Adalet Bakanı Yılmaz Tunç, Ceza ve Tevkifevleri Genel Müdürlüğü (CTE) tarafından Ulucanlar Cezaevi Müzesi’nde düzenlenen “Denetimli Serbestlik Sistemi Değerlendirme Toplantısı”nda yaptığı konuşmada, denetimli serbestlik sisteminin geldiği noktayı değerlendirerek, geleceğe yönelik daha güçlü bir yapı kurmak için çalışacaklarını belirtti. Tunç, adaletin temel amacının insan haklarını ve onurunu korumak olduğunu vurgulayarak, toplumsal barışın anahtarı olarak adaletin önemine dikkat çekti.
“Denetimli Serbestlik, Adaletin İnsan Merkezli Yüzüdür”

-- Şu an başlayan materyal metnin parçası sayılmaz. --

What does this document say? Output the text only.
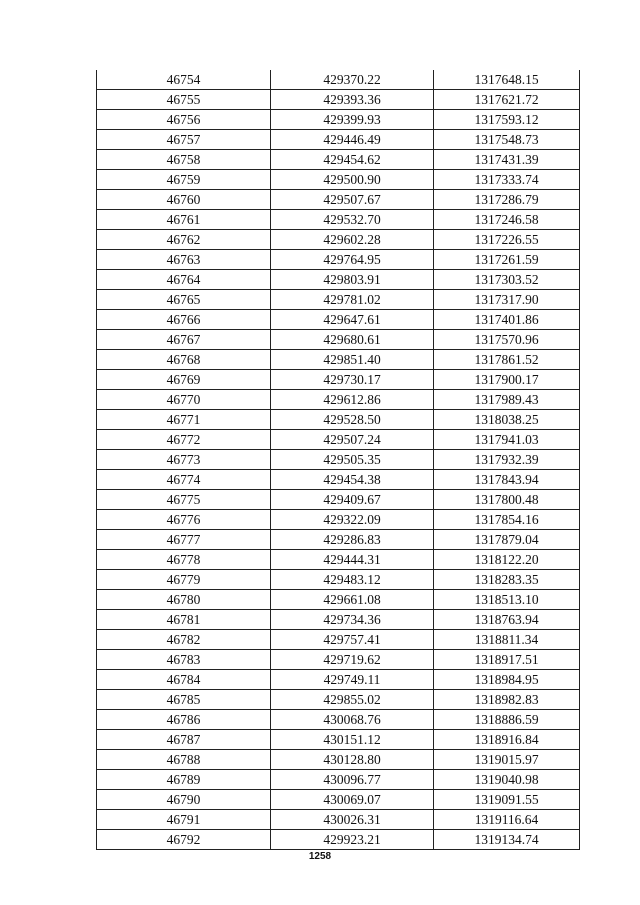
46754	429370.22	1317648.15
46755	429393.36	1317621.72
46756	429399.93	1317593.12
46757	429446.49	1317548.73
46758	429454.62	1317431.39
46759	429500.90	1317333.74
46760	429507.67	1317286.79
46761	429532.70	1317246.58
46762	429602.28	1317226.55
46763	429764.95	1317261.59
46764	429803.91	1317303.52
46765	429781.02	1317317.90
46766	429647.61	1317401.86
46767	429680.61	1317570.96
46768	429851.40	1317861.52
46769	429730.17	1317900.17
46770	429612.86	1317989.43
46771	429528.50	1318038.25
46772	429507.24	1317941.03
46773	429505.35	1317932.39
46774	429454.38	1317843.94
46775	429409.67	1317800.48
46776	429322.09	1317854.16
46777	429286.83	1317879.04
46778	429444.31	1318122.20
46779	429483.12	1318283.35
46780	429661.08	1318513.10
46781	429734.36	1318763.94
46782	429757.41	1318811.34
46783	429719.62	1318917.51
46784	429749.11	1318984.95
46785	429855.02	1318982.83
46786	430068.76	1318886.59
46787	430151.12	1318916.84
46788	430128.80	1319015.97
46789	430096.77	1319040.98
46790	430069.07	1319091.55
46791	430026.31	1319116.64
46792	429923.21	1319134.74
1258
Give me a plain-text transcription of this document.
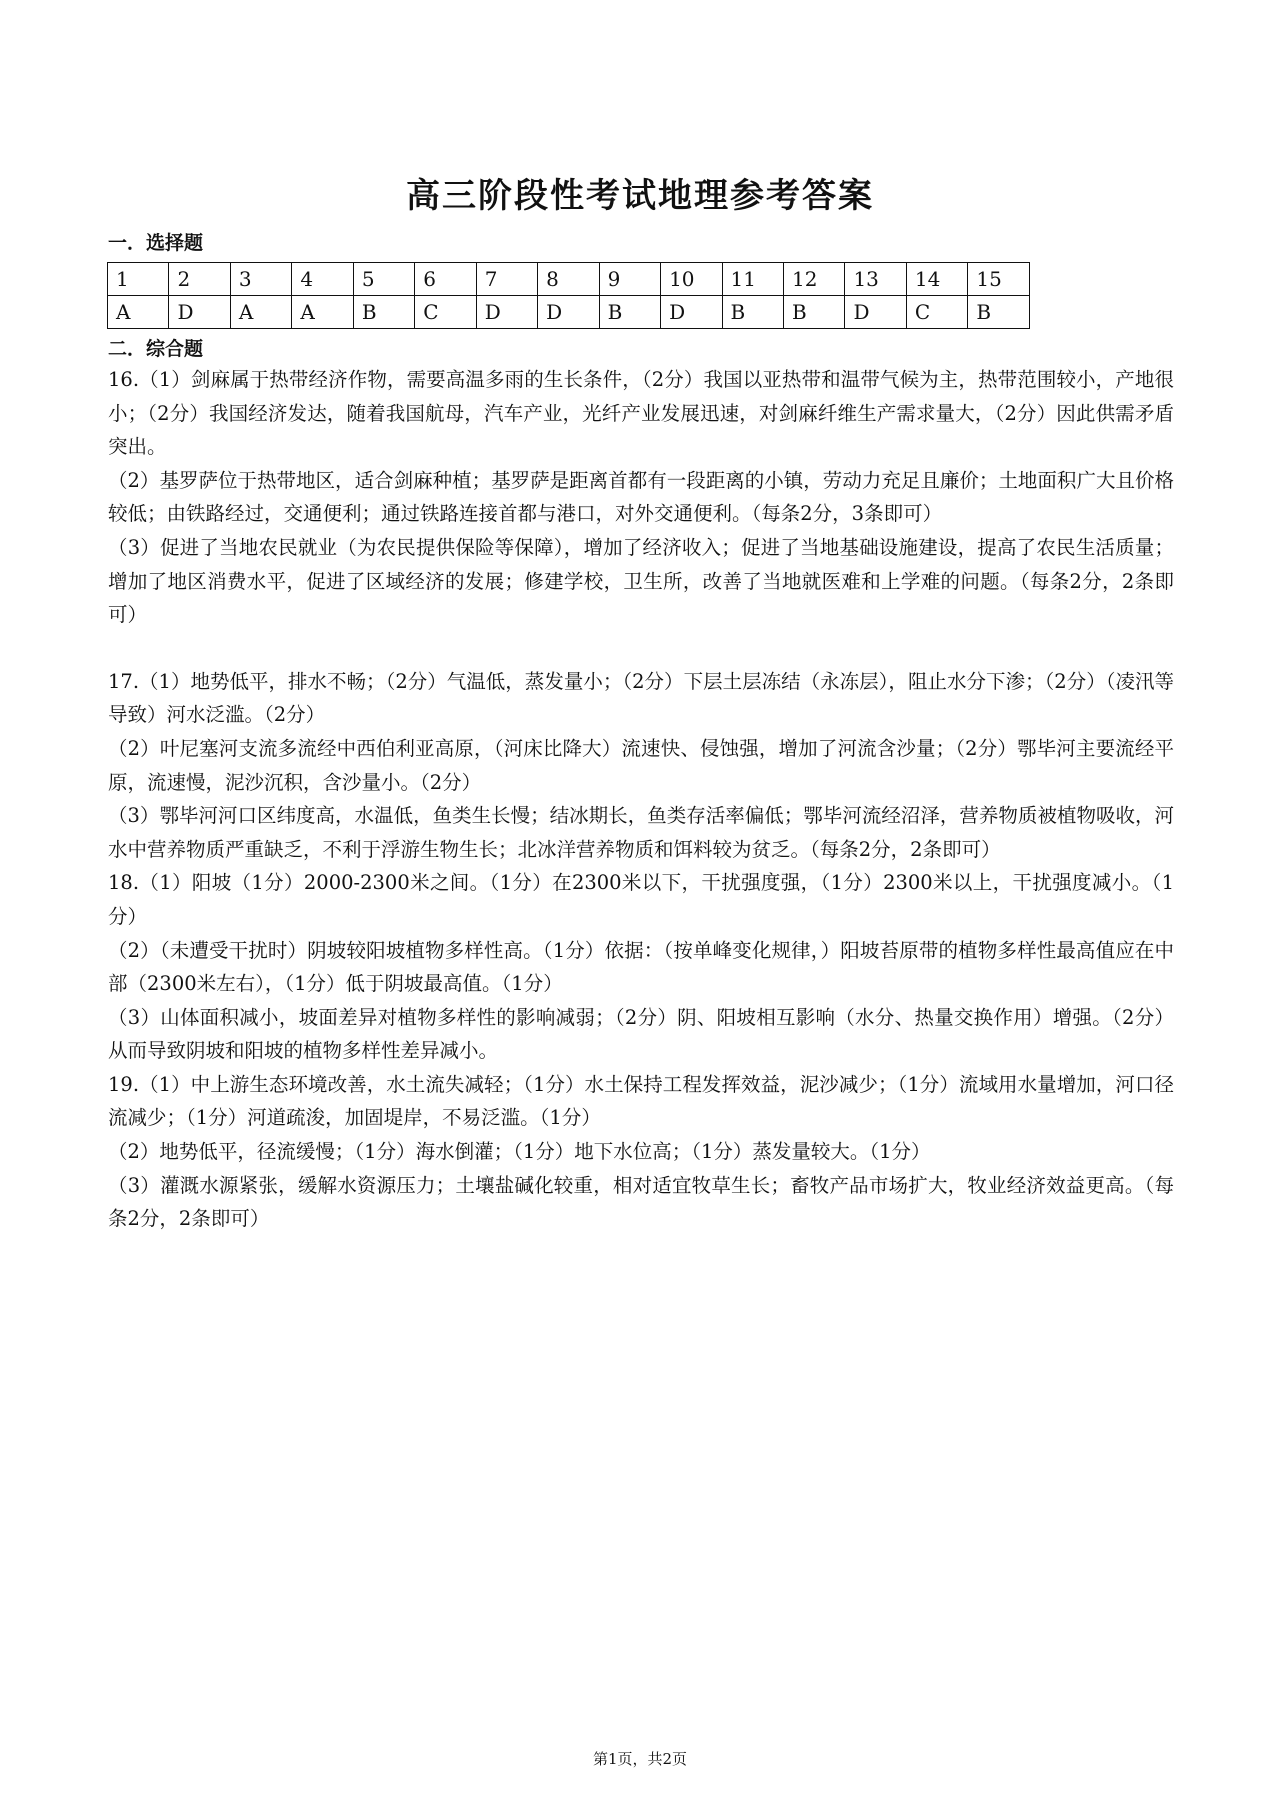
高三阶段性考试地理参考答案
一．选择题
1	2	3	4	5	6	7	8	9	10	11	12	13	14	15
A	D	A	A	B	C	D	D	B	D	B	B	D	C	B
二．综合题

16.（1）剑麻属于热带经济作物，需要高温多雨的生长条件，（2分）我国以亚热带和温带气候为主，热带范围较小，产地很小；（2分）我国经济发达，随着我国航母，汽车产业，光纤产业发展迅速，对剑麻纤维生产需求量大，（2分）因此供需矛盾突出。

（2）基罗萨位于热带地区，适合剑麻种植；基罗萨是距离首都有一段距离的小镇，劳动力充足且廉价；土地面积广大且价格较低；由铁路经过，交通便利；通过铁路连接首都与港口，对外交通便利。（每条2分，3条即可）

（3）促进了当地农民就业（为农民提供保险等保障），增加了经济收入；促进了当地基础设施建设，提高了农民生活质量；增加了地区消费水平，促进了区域经济的发展；修建学校，卫生所，改善了当地就医难和上学难的问题。（每条2分，2条即可）

17.（1）地势低平，排水不畅；（2分）气温低，蒸发量小；（2分）下层土层冻结（永冻层），阻止水分下渗；（2分）（凌汛等导致）河水泛滥。（2分）

（2）叶尼塞河支流多流经中西伯利亚高原，（河床比降大）流速快、侵蚀强，增加了河流含沙量；（2分）鄂毕河主要流经平原，流速慢，泥沙沉积，含沙量小。（2分）

（3）鄂毕河河口区纬度高，水温低，鱼类生长慢；结冰期长，鱼类存活率偏低；鄂毕河流经沼泽，营养物质被植物吸收，河水中营养物质严重缺乏，不利于浮游生物生长；北冰洋营养物质和饵料较为贫乏。（每条2分，2条即可）

18.（1）阳坡（1分）2000-2300米之间。（1分）在2300米以下，干扰强度强，（1分）2300米以上，干扰强度减小。（1分）

（2）（未遭受干扰时）阴坡较阳坡植物多样性高。（1分）依据：（按单峰变化规律，）阳坡苔原带的植物多样性最高值应在中部（2300米左右），（1分）低于阴坡最高值。（1分）

（3）山体面积减小，坡面差异对植物多样性的影响减弱；（2分）阴、阳坡相互影响（水分、热量交换作用）增强。（2分）从而导致阴坡和阳坡的植物多样性差异减小。

19.（1）中上游生态环境改善，水土流失减轻；（1分）水土保持工程发挥效益，泥沙减少；（1分）流域用水量增加，河口径流减少；（1分）河道疏浚，加固堤岸，不易泛滥。（1分）

（2）地势低平，径流缓慢；（1分）海水倒灌；（1分）地下水位高；（1分）蒸发量较大。（1分）

（3）灌溉水源紧张，缓解水资源压力；土壤盐碱化较重，相对适宜牧草生长；畜牧产品市场扩大，牧业经济效益更高。（每条2分，2条即可）

第1页，共2页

Tunç, denetimli serbestlik sisteminin sadece bir infaz yöntemi olmadığını, aynı zamanda insanı odağa alan bir adalet anlayışının pratikteki karşılığı olduğunu ifade etti. Sistemin, suç işlemiş bireyleri yeniden topluma kazandırmayı hedefleyen bir rehabilitasyon modeli olduğunu belirten Tunç, “Bu sistem, bireyleri toplumsal dışlanmadan koruyarak ikinci bir şans tanır. Her hatayı arınma fırsatı olarak gören bir yaklaşımla hareket ediyoruz,” dedi.
“Rakamlar Umudu Gösteriyor”
2005 yılından bu yana denetimli serbestlik kapsamında 8 milyon 464 bin infaz kararı uygulandığını, 3,6 milyon iyileştirme faaliyeti yürütüldüğünü ve 1,4 milyondan fazla kişinin kamu yararına çalışmalarda görevlendirildiğini açıklayan Tunç, sistemin sayılarla değil, yeniden kazandırılan hayatlarla ölçüldüğünü vurguladı. Ayrıca, bağımlılıkla mücadele programlarından çevreci çalışmalara kadar çok sayıda faaliyetin yürütüldüğünü belirtti.

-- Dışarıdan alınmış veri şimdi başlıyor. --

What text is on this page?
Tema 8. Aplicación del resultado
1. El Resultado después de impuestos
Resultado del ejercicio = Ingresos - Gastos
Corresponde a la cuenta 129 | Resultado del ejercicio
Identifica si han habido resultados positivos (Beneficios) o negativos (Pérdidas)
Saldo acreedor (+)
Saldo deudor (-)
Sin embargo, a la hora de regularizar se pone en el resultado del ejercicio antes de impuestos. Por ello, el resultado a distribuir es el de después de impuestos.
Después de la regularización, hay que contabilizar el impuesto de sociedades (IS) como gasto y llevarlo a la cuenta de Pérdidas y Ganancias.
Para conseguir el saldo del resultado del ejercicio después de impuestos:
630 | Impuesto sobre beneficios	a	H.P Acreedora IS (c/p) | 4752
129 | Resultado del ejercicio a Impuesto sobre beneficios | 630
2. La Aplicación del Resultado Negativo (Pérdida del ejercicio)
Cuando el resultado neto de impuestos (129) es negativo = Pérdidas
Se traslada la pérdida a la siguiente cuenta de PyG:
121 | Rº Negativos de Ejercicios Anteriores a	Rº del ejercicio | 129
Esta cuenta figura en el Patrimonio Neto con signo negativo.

Yeni Düzenlemeyle Cezasızlık Algısı Ortadan Kalkıyor
TBMM’de kabul edilen 10. Yargı Paketi’yle önemli bir adım atıldığını dile getiren Tunç, 2 yılın altındaki cezalarda doğrudan cezaevine girmeden denetimli serbestlikten faydalanma durumunun kamuoyunda “cezasızlık” algısına yol açtığını, ancak yeni düzenlemeyle bu algının sona erdirildiğini söyledi. Artık bu tür cezalar alan kişilerin cezaevinde belirli bir süre geçirmesi zorunlu hale geldi. Örneğin 2 yıl ceza alan biri, en az 36 gün hapis yatacak.

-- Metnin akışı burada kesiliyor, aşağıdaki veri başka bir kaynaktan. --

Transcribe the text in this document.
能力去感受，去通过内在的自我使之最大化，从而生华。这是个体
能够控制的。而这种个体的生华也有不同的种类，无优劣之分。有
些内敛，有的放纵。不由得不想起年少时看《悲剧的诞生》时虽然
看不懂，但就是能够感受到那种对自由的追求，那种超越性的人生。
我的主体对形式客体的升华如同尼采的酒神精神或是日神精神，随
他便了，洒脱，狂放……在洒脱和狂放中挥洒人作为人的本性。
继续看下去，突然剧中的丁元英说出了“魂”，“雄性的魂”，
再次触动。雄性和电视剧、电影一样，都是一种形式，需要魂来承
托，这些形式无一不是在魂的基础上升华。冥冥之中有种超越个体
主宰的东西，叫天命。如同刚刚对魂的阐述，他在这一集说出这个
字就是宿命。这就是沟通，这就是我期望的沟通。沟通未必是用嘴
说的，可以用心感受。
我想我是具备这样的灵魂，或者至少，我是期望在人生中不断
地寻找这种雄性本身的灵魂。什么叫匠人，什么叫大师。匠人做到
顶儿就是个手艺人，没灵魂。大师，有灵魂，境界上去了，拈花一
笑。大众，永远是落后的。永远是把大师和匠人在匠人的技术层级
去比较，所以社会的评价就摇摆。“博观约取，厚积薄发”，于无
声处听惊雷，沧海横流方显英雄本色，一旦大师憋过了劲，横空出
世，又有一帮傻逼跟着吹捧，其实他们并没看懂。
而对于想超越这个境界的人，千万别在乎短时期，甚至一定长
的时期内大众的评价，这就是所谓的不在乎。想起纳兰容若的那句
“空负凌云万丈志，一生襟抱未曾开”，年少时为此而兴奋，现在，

“İşbirlikleri Sosyal Kazanımı Artırıyor”
CTE Genel Müdürü Enis Yavuz Yıldırım da konuşmasında, denetimli serbestlik kapsamında yürütülen “kamu yararına çalışma” uygulamasının hem kamu kurumlarının ihtiyaçlarını karşıladığını hem de yükümlülerin sorumluluk ve sosyal uyum becerilerini geliştirdiğini ifade etti. Denetimli serbestliğin, yalnızca Adalet Bakanlığı'nın değil, tüm kamu kurumlarının, STK’lerin ve toplumun ortak sorumluluğu olduğunu belirten Yıldırım, akademik desteğin de sürece katkı sağladığını söyledi.
Yıldırım, toplumsal uyumu güçlendirmek ve suçtan uzak yaşam biçimini desteklemek adına birçok kurum ve sivil toplum örgütüyle işbirliği içinde çalışmalar yürütüldüğünü de sözlerine ekledi.